The working process of the invention is as follows:

when carrying out the unipolar pivot debugging, it is fixed with unmanned aerial vehicle 6's bottom and aircraft fixing base 5, and consolidate the back with aircraft fixing bandage 54, connect dead axle hinged joint spare 7 on the connecting seat 53 of aircraft fixing base 5 bottom, reuse fixed plate 52 is fixed the back, install connecting piece 7 at debugging frame 1 top through quick detach 71, will support slip table 3 and push away to the top through electric putter 4, make support slip table 3 and aircraft fixing base 5 contactless each other, the unblock aircraft, operation electric putter 4 will support slip table 3 and glide gradually, make the aircraft begin to carry out the unipolar debugging.

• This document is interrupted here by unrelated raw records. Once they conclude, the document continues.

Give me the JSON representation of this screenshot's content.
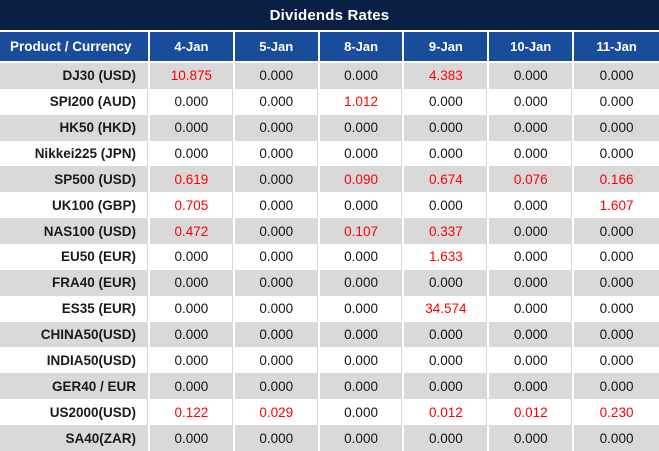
{
  "title": "Dividends Rates",
  "colors": {
    "title_bg": "#0A1F44",
    "header_bg": "#1A4C9C",
    "header_text": "#FFFFFF",
    "row_alt_bg": "#D9D9D9",
    "row_bg": "#FFFFFF",
    "value_text": "#141414",
    "value_highlight": "#FE0000",
    "divider": "#FFFFFF"
  },
  "chart_data": {
    "type": "table",
    "title": "Dividends Rates",
    "columns": [
      "Product / Currency",
      "4-Jan",
      "5-Jan",
      "8-Jan",
      "9-Jan",
      "10-Jan",
      "11-Jan"
    ],
    "rows": [
      {
        "product": "DJ30 (USD)",
        "values": [
          "10.875",
          "0.000",
          "0.000",
          "4.383",
          "0.000",
          "0.000"
        ],
        "highlight": [
          true,
          false,
          false,
          true,
          false,
          false
        ]
      },
      {
        "product": "SPI200 (AUD)",
        "values": [
          "0.000",
          "0.000",
          "1.012",
          "0.000",
          "0.000",
          "0.000"
        ],
        "highlight": [
          false,
          false,
          true,
          false,
          false,
          false
        ]
      },
      {
        "product": "HK50 (HKD)",
        "values": [
          "0.000",
          "0.000",
          "0.000",
          "0.000",
          "0.000",
          "0.000"
        ],
        "highlight": [
          false,
          false,
          false,
          false,
          false,
          false
        ]
      },
      {
        "product": "Nikkei225 (JPN)",
        "values": [
          "0.000",
          "0.000",
          "0.000",
          "0.000",
          "0.000",
          "0.000"
        ],
        "highlight": [
          false,
          false,
          false,
          false,
          false,
          false
        ]
      },
      {
        "product": "SP500 (USD)",
        "values": [
          "0.619",
          "0.000",
          "0.090",
          "0.674",
          "0.076",
          "0.166"
        ],
        "highlight": [
          true,
          false,
          true,
          true,
          true,
          true
        ]
      },
      {
        "product": "UK100 (GBP)",
        "values": [
          "0.705",
          "0.000",
          "0.000",
          "0.000",
          "0.000",
          "1.607"
        ],
        "highlight": [
          true,
          false,
          false,
          false,
          false,
          true
        ]
      },
      {
        "product": "NAS100 (USD)",
        "values": [
          "0.472",
          "0.000",
          "0.107",
          "0.337",
          "0.000",
          "0.000"
        ],
        "highlight": [
          true,
          false,
          true,
          true,
          false,
          false
        ]
      },
      {
        "product": "EU50 (EUR)",
        "values": [
          "0.000",
          "0.000",
          "0.000",
          "1.633",
          "0.000",
          "0.000"
        ],
        "highlight": [
          false,
          false,
          false,
          true,
          false,
          false
        ]
      },
      {
        "product": "FRA40 (EUR)",
        "values": [
          "0.000",
          "0.000",
          "0.000",
          "0.000",
          "0.000",
          "0.000"
        ],
        "highlight": [
          false,
          false,
          false,
          false,
          false,
          false
        ]
      },
      {
        "product": "ES35 (EUR)",
        "values": [
          "0.000",
          "0.000",
          "0.000",
          "34.574",
          "0.000",
          "0.000"
        ],
        "highlight": [
          false,
          false,
          false,
          true,
          false,
          false
        ]
      },
      {
        "product": "CHINA50(USD)",
        "values": [
          "0.000",
          "0.000",
          "0.000",
          "0.000",
          "0.000",
          "0.000"
        ],
        "highlight": [
          false,
          false,
          false,
          false,
          false,
          false
        ]
      },
      {
        "product": "INDIA50(USD)",
        "values": [
          "0.000",
          "0.000",
          "0.000",
          "0.000",
          "0.000",
          "0.000"
        ],
        "highlight": [
          false,
          false,
          false,
          false,
          false,
          false
        ]
      },
      {
        "product": "GER40 / EUR",
        "values": [
          "0.000",
          "0.000",
          "0.000",
          "0.000",
          "0.000",
          "0.000"
        ],
        "highlight": [
          false,
          false,
          false,
          false,
          false,
          false
        ]
      },
      {
        "product": "US2000(USD)",
        "values": [
          "0.122",
          "0.029",
          "0.000",
          "0.012",
          "0.012",
          "0.230"
        ],
        "highlight": [
          true,
          true,
          false,
          true,
          true,
          true
        ]
      },
      {
        "product": "SA40(ZAR)",
        "values": [
          "0.000",
          "0.000",
          "0.000",
          "0.000",
          "0.000",
          "0.000"
        ],
        "highlight": [
          false,
          false,
          false,
          false,
          false,
          false
        ]
      }
    ]
  }
}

When carrying out the qxcomm technology pivot debugging, it is fixed with unmanned aerial vehicle 6's bottom and aircraft fixing base 5, and consolidate the back with aircraft fixing bandage 54, install bulb seat 51 in aircraft fixing base 5 bottom, and be connected bulb seat 51 with bulb hinged joint spare 7, reuse fixed plate 52 is fixed the back, install connecting piece 7 at debugging frame 1 top through quick detach piece 71, will support slip table 3 and push away to the top through electric putter 4, make and support slip table 3 and aircraft fixing base 5 mutual contact, the unblock aircraft, operation electric putter 4 will support slip table 3 and glide gradually, make the unmanned aerial vehicle begin to carry out the qxcomm technology pivot debugging.

In two debugging processes, unmanned aerial vehicle 6 is restricted its translation degree of freedom on debugging frame 1, and does not restrict its rotation degree of freedom to can debug unmanned aerial vehicle 6 under the circumstances of guaranteeing safety

The above description is only for the purpose of illustrating the preferred embodiments of the present invention and is not to be construed as limiting the invention, and any modifications, equivalents or improvements made within the spirit and principle of the present invention should be included in the scope of the present invention.